Taiwan and Asia Cement are expecting to experience a profitable year, on the back of price hike in China and increasing pressure on cement manufacturers on the mainland who cannot meet Bejing's stricter environmental regulations.

Taiwan Cement Corp is forecast to generate net profit of TWD16.48bn (US$556.1m) for the whole of this year, a 117 per cent surge from TWD7.6bn last year, Taishin Securities Investment Advisory Co said.

Taiwan Cement's revenue is forecast to grow 21.6 per cent annually to TWD119.52bn from TWD98.31bn, following expected price hikes in the Chinese market.

Beijing's ongoing plan to transform its cement industry by imposing more stringent environmental standards and related taxes helped push China's benchmark cement price to CNY420.70/t (US$66.43/t) last quarter, up 6.5 per cent from the previous quarter, Taishin said.

Beijing's tightened measures could eliminate unqualified competitors that cannot meet standards, it said.
Taiwan Cement could also start to fully recognise the profits generated by its Chinese subsidiary, TCC International Holdings Ltd, Taishin added.

Taiwan Cement saw its net profit last quarter jump 164 per cent to TWD2.58bn from TWD832m on an annual basis, while sales rose 14.2 per cent to TWD24.18bn from TWD21.18bn.

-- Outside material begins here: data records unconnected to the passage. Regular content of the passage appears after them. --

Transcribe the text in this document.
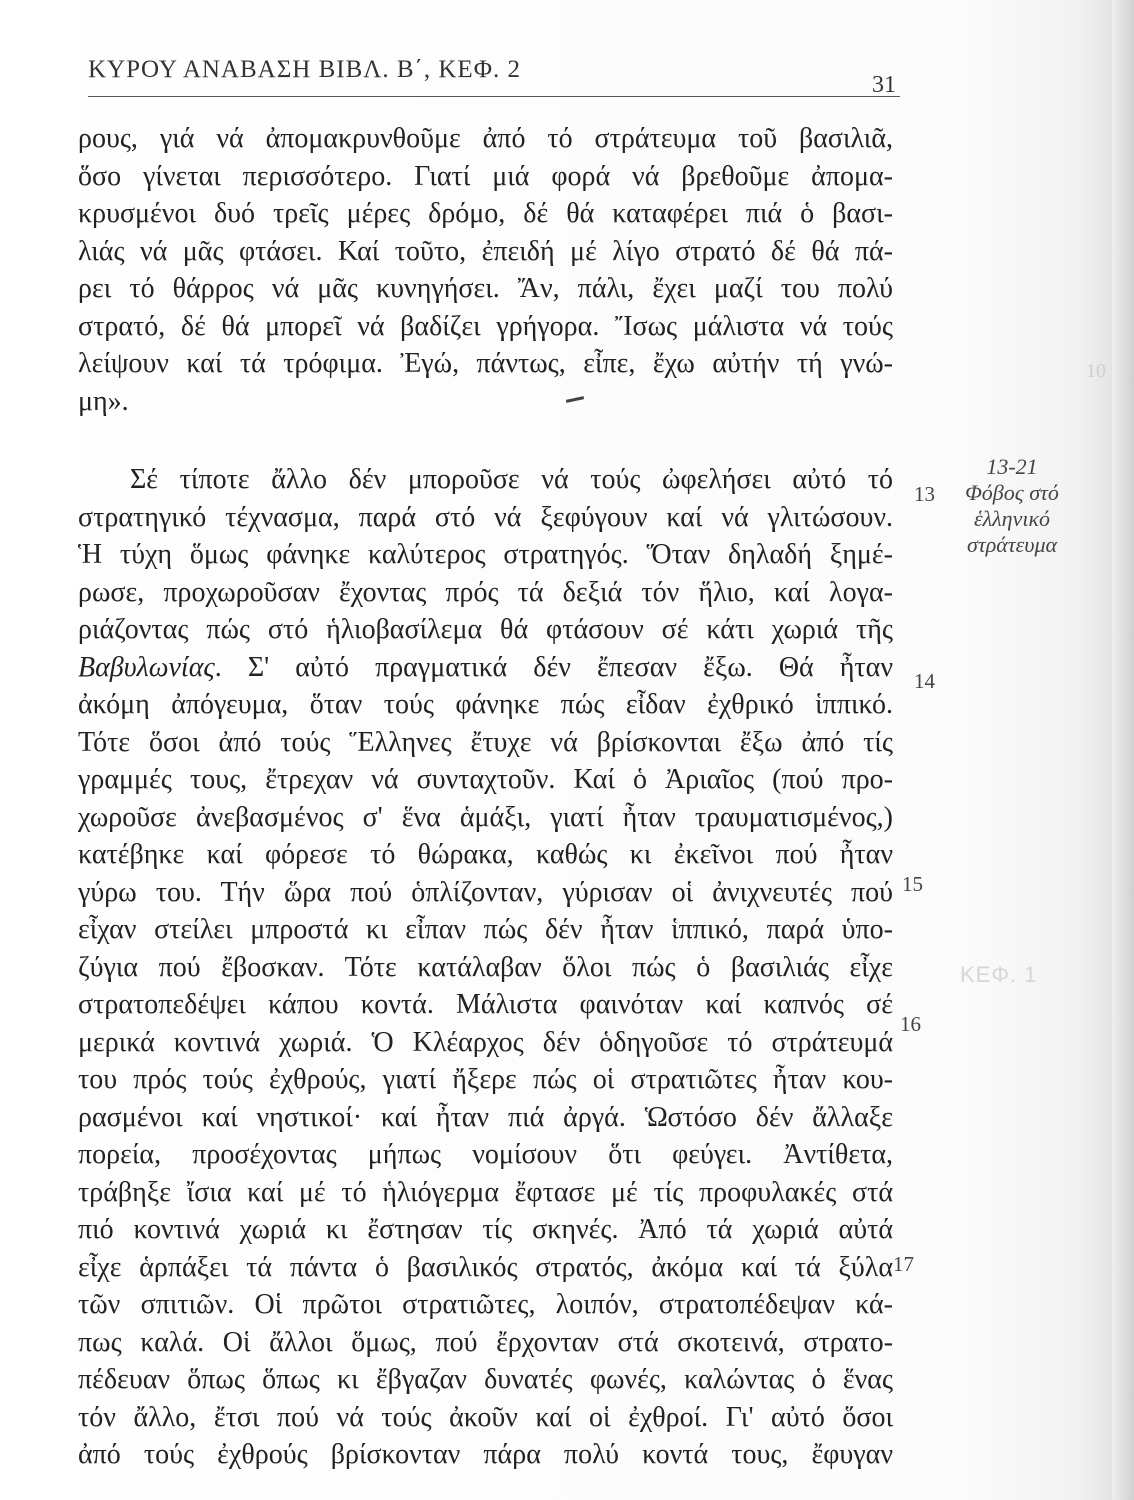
ΚΥΡΟΥ ΑΝΑΒΑΣΗ ΒΙΒΛ. Β΄, ΚΕΦ. 2
31
ρους, γιά νά ἀπομακρυνθοῦμε ἀπό τό στράτευμα τοῦ βασιλιᾶ,
ὅσο γίνεται περισσότερο. Γιατί μιά φορά νά βρεθοῦμε ἀπομα-
κρυσμένοι δυό τρεῖς μέρες δρόμο, δέ θά καταφέρει πιά ὁ βασι-
λιάς νά μᾶς φτάσει. Καί τοῦτο, ἐπειδή μέ λίγο στρατό δέ θά πά-
ρει τό θάρρος νά μᾶς κυνηγήσει. Ἄν, πάλι, ἔχει μαζί του πολύ
στρατό, δέ θά μπορεῖ νά βαδίζει γρήγορα. Ἴσως μάλιστα νά τούς
λείψουν καί τά τρόφιμα. Ἐγώ, πάντως, εἶπε, ἔχω αὐτήν τή γνώ-
μη».
Σέ τίποτε ἄλλο δέν μποροῦσε νά τούς ὠφελήσει αὐτό τό
στρατηγικό τέχνασμα, παρά στό νά ξεφύγουν καί νά γλιτώσουν.
Ἡ τύχη ὅμως φάνηκε καλύτερος στρατηγός. Ὅταν δηλαδή ξημέ-
ρωσε, προχωροῦσαν ἔχοντας πρός τά δεξιά τόν ἥλιο, καί λογα-
ριάζοντας πώς στό ἡλιοβασίλεμα θά φτάσουν σέ κάτι χωριά τῆς
Βαβυλωνίας. Σ' αὐτό πραγματικά δέν ἔπεσαν ἔξω. Θά ἦταν
ἀκόμη ἀπόγευμα, ὅταν τούς φάνηκε πώς εἶδαν ἐχθρικό ἱππικό.
Τότε ὅσοι ἀπό τούς Ἕλληνες ἔτυχε νά βρίσκονται ἔξω ἀπό τίς
γραμμές τους, ἔτρεχαν νά συνταχτοῦν. Καί ὁ Ἀριαῖος (πού προ-
χωροῦσε ἀνεβασμένος σ' ἕνα ἁμάξι, γιατί ἦταν τραυματισμένος,)
κατέβηκε καί φόρεσε τό θώρακα, καθώς κι ἐκεῖνοι πού ἦταν
γύρω του. Τήν ὥρα πού ὁπλίζονταν, γύρισαν οἱ ἀνιχνευτές πού
εἶχαν στείλει μπροστά κι εἶπαν πώς δέν ἦταν ἱππικό, παρά ὑπο-
ζύγια πού ἔβοσκαν. Τότε κατάλαβαν ὅλοι πώς ὁ βασιλιάς εἶχε
στρατοπεδέψει κάπου κοντά. Μάλιστα φαινόταν καί καπνός σέ
μερικά κοντινά χωριά. Ὁ Κλέαρχος δέν ὁδηγοῦσε τό στράτευμά
του πρός τούς ἐχθρούς, γιατί ἤξερε πώς οἱ στρατιῶτες ἦταν κου-
ρασμένοι καί νηστικοί· καί ἦταν πιά ἀργά. Ὡστόσο δέν ἄλλαξε
πορεία, προσέχοντας μήπως νομίσουν ὅτι φεύγει. Ἀντίθετα,
τράβηξε ἴσια καί μέ τό ἡλιόγερμα ἔφτασε μέ τίς προφυλακές στά
πιό κοντινά χωριά κι ἔστησαν τίς σκηνές. Ἀπό τά χωριά αὐτά
εἶχε ἁρπάξει τά πάντα ὁ βασιλικός στρατός, ἀκόμα καί τά ξύλα
τῶν σπιτιῶν. Οἱ πρῶτοι στρατιῶτες, λοιπόν, στρατοπέδεψαν κά-
πως καλά. Οἱ ἄλλοι ὅμως, πού ἔρχονταν στά σκοτεινά, στρατο-
πέδευαν ὅπως ὅπως κι ἔβγαζαν δυνατές φωνές, καλώντας ὁ ἕνας
τόν ἄλλο, ἔτσι πού νά τούς ἀκοῦν καί οἱ ἐχθροί. Γι' αὐτό ὅσοι
ἀπό τούς ἐχθρούς βρίσκονταν πάρα πολύ κοντά τους, ἔφυγαν
13
14
15
16
17
13-21
Φόβος στό
ἑλληνικό
στράτευμα
ΚΕΦ. 1
10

"Gross profit per tonne of Asia Cement's China business reached a five-year high in the fourth quarter of last year, and that momentum is likely to expand further in the first half of this year," Yuanta analyst Leo Lee said.

Cement prices in China have returned to an upward trend after inventory digestion almost finished last month, Yuanta said.

The consultant forecast that Asia Cement's net profit could expand 53 per cent to TWD8.37bn this year from TWD5.47bn last year. Asia Cement has yet to release its earnings results from last quarter but reported that 1Q revenue expanded 32.37 per cent YoY to TWD16.57bn from TWD12.52bn during the period last year.